Scaled power of Hadoop
A leading online marketing and data analytics company was looking for a more cost effective and secure alternative to AWS for their sensitive Hadoop clusters.
The most challenging part of this decision was the significant costs to be invested in the company’s private data centers, which required considerable infrastructure modernization and greater capacity. Consequently, any potential solution needed to be cost effective and based on open-source technologies. Additional requirements included: minimal manual intervention, and continued function without internet access.
After careful consideration of all requirements, including analysis of existing infrastructure, budgeting and labor costs, we engineered a scalable architecture based on open-source software.
- Main Support Cluster - In order to deploy a large number of Hadoop nodes, primary infrastructure must first be created. This includes: operating system installation and configuration (Cobbler), further support software installation and configuration (CHEF + cookbooks), DNS services resolving configuration (etcd / confd) and a set of monitoring tools (Collectd, Sensu, flapjack, logstash).

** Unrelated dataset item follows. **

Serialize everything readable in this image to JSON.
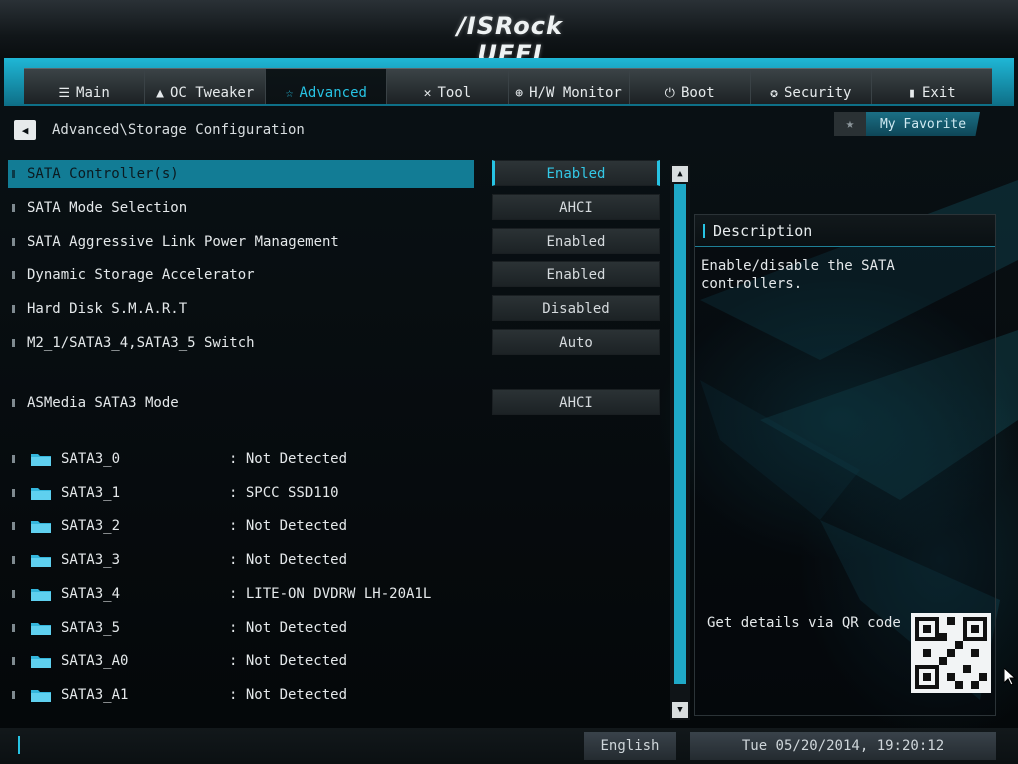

- PXE boot - Thanks to kickstart (ISO) images Cobbler allows other servers and nodes to be booted via PXE netboot. This ensures both flexibility and scalability within the data center.
- Cloudera manager - All Hadoop nodes (200-500 nodes) are managed in a centralized way with Clodera manager. This necessitates Cloudera agent installation on every Hadoop node for hardbeat sensing and metrics collection. For this Ambari API is used.
Preliminary results show that during the initial installation period manual labor cost has been reduced drastically. The business goal has been achieved, and the solution is currently being scaled with additional hardware.